Assurance-emploi (AE)

Informations sur la décision

Contenu de la décision



Sur cette page

Décision

[1] L’appel est accueilli. L’appelant est admissible au bénéfice des prestations.

Introduction

[2] Le 27 janvier 2014, un membre de la division générale a rejeté l’appel interjeté par l’appelant à l’encontre de la précédente décision de la Commission.

[3] En temps opportun, l’appelant a présenté une demande de permission d’en appeler auprès de la division d’appel et la permission lui a été accordée.

[4] Une audience par téléconférence a eu lieu le 25 août 2015. L’appelant et la Commission ont comparu et ont présenté des observations.

Droit applicable

[5] Selon le paragraphe 58(1) de la Loi sur le ministère de l’Emploi et du Développement social, les seuls moyens d’appel sont les suivants :

  1. a) la division générale n’a pas observé un principe de justice naturelle ou a autrement excédé ou refusé d’exercer sa compétence;
  2. b) elle a rendu une décision entachée d’une erreur de droit, que l’erreur ressorte ou non à la lecture du dossier:
  3. c) elle a fondé sa décision sur une conclusion de fait erronée, tirée de façon abusive ou arbitraire ou sans tenir compte des éléments portés à sa connaissance.

Analyse

[6] Le présent appel porte sur la question de savoir si l’appelant devrait recevoir ou non des prestations parentales malgré le fait qu’il a cessé de travailler en raison d’un lockout décrété par son employeur.

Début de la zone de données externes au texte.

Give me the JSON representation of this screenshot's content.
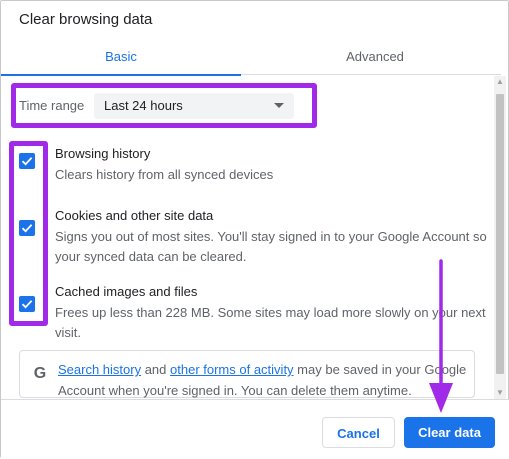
{
  "dialog": {
    "title": "Clear browsing data"
  },
  "tabs": [
    {
      "label": "Basic",
      "active": true
    },
    {
      "label": "Advanced",
      "active": false
    }
  ],
  "time_range": {
    "label": "Time range",
    "value": "Last 24 hours"
  },
  "options": [
    {
      "title": "Browsing history",
      "description": "Clears history from all synced devices",
      "checked": true
    },
    {
      "title": "Cookies and other site data",
      "description": "Signs you out of most sites. You'll stay signed in to your Google Account so your synced data can be cleared.",
      "checked": true
    },
    {
      "title": "Cached images and files",
      "description": "Frees up less than 228 MB. Some sites may load more slowly on your next visit.",
      "checked": true
    }
  ],
  "info": {
    "icon": "google-g-icon",
    "link1": "Search history",
    "text1": " and ",
    "link2": "other forms of activity",
    "text2": " may be saved in your Google Account when you're signed in. You can delete them anytime."
  },
  "footer": {
    "cancel_label": "Cancel",
    "clear_label": "Clear data"
  },
  "colors": {
    "accent": "#1a73e8",
    "highlight": "#a12ae8"
  }
}
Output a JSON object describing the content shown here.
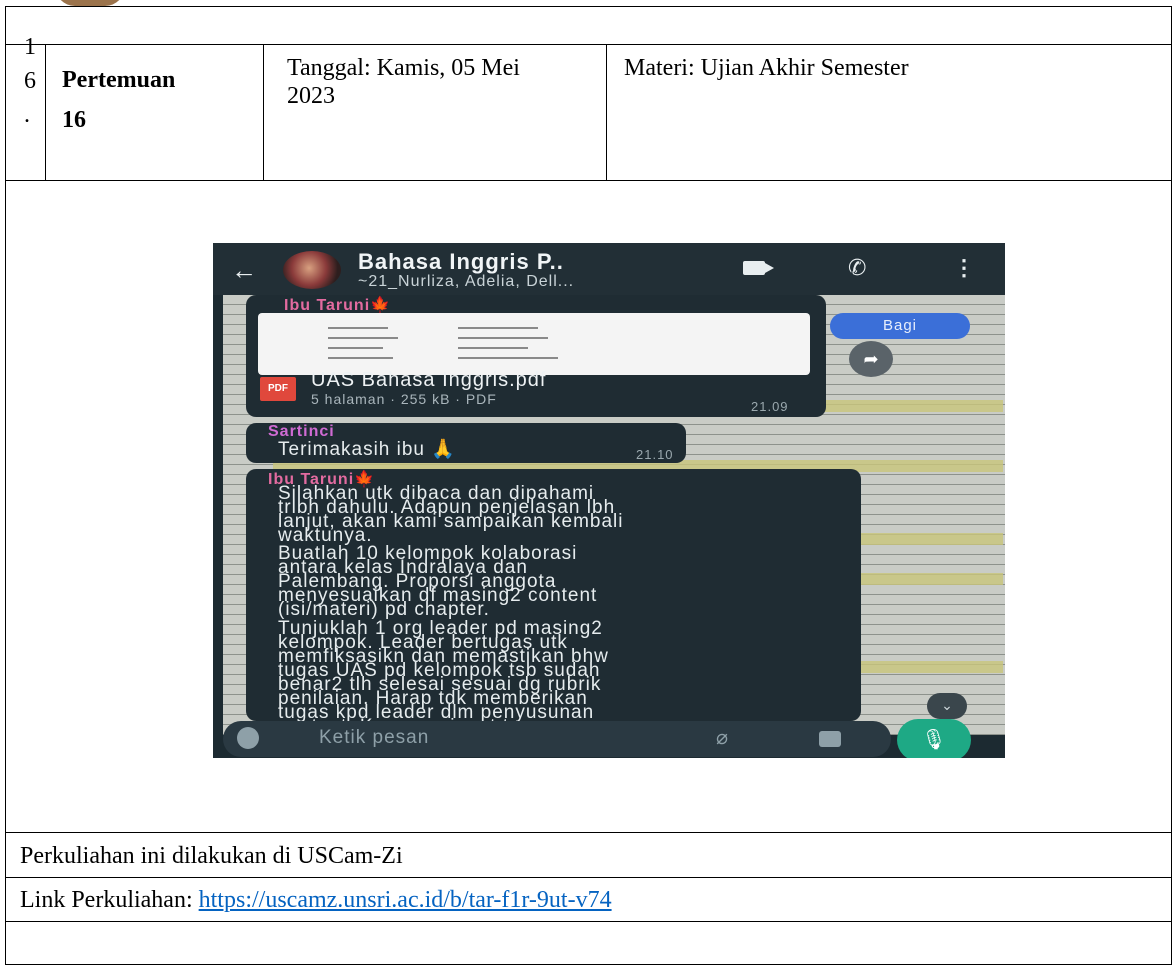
{
  "row": {
    "number_digits": [
      "1",
      "6",
      "."
    ],
    "meeting_label": "Pertemuan",
    "meeting_number": "16",
    "date_line1": "Tanggal: Kamis, 05 Mei",
    "date_line2": "2023",
    "material": "Materi: Ujian Akhir Semester"
  },
  "chat": {
    "group_title": "Bahasa Inggris P..",
    "group_subtitle": "~21_Nurliza, Adelia, Dell...",
    "share_label": "Bagi",
    "msg1": {
      "sender": "Ibu Taruni",
      "sender_emoji": "🍁",
      "file_name": "UAS Bahasa Inggris.pdf",
      "file_meta": "5 halaman · 255 kB · PDF",
      "pdf_badge": "PDF",
      "time": "21.09"
    },
    "msg2": {
      "sender": "Sartinci",
      "text": "Terimakasih ibu 🙏",
      "time": "21.10"
    },
    "msg3": {
      "sender": "Ibu Taruni",
      "sender_emoji": "🍁",
      "para1": "Silahkan utk dibaca dan dipahami\ntrlbh dahulu. Adapun penjelasan lbh\nlanjut, akan kami sampaikan kembali\nwaktunya.",
      "para2": "Buatlah 10 kelompok kolaborasi\nantara kelas Indralaya dan\nPalembang. Proporsi anggota\nmenyesuaikan df masing2 content\n(isi/materi) pd chapter.",
      "para3": "Tunjuklah 1 org leader pd masing2\nkelompok. Leader bertugas utk\nmemfiksasikn dan memastikan bhw\ntugas UAS pd kelompok tsb sudah\nbenar2 tlh selesai sesuai dg rubrik\npenilaian. Harap tdk memberikan\ntugas kpd leader dlm penyusunan\ncontent. Krn mengingat tugas"
    },
    "input_placeholder": "Ketik pesan"
  },
  "footer": {
    "location": "Perkuliahan ini dilakukan di USCam-Zi",
    "link_label": "Link Perkuliahan: ",
    "link_url": "https://uscamz.unsri.ac.id/b/tar-f1r-9ut-v74"
  }
}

[7] L’appelant fait valoir que, contrairement à ce que laisse entendre le membre de la division générale dans ses conclusions, il a respecté toutes les conditions législatives et réglementaires requises pour être admissible au bénéfice des prestations. Il souligne qu’il avait pris des dispositions avant le lockout comme l’exige la loi, et se fonde sur une lettre et un courriel de l’employeur de son épouse pour le prouver. L’appelant demande que son appel soit accueilli er qu’on lui verse des prestations.

[8] La Commission, dans ses observations, appuie la décision du membre de la division générale. Elle soutient que l’appelant n’a jamais communiqué avec son propre employeur, ce qui, selon la Commission, est essentiel pour remplir les conditions énoncées dans la Loi sur l’assurance-emploi (la Loi). Elle demande que l’appel soit rejeté.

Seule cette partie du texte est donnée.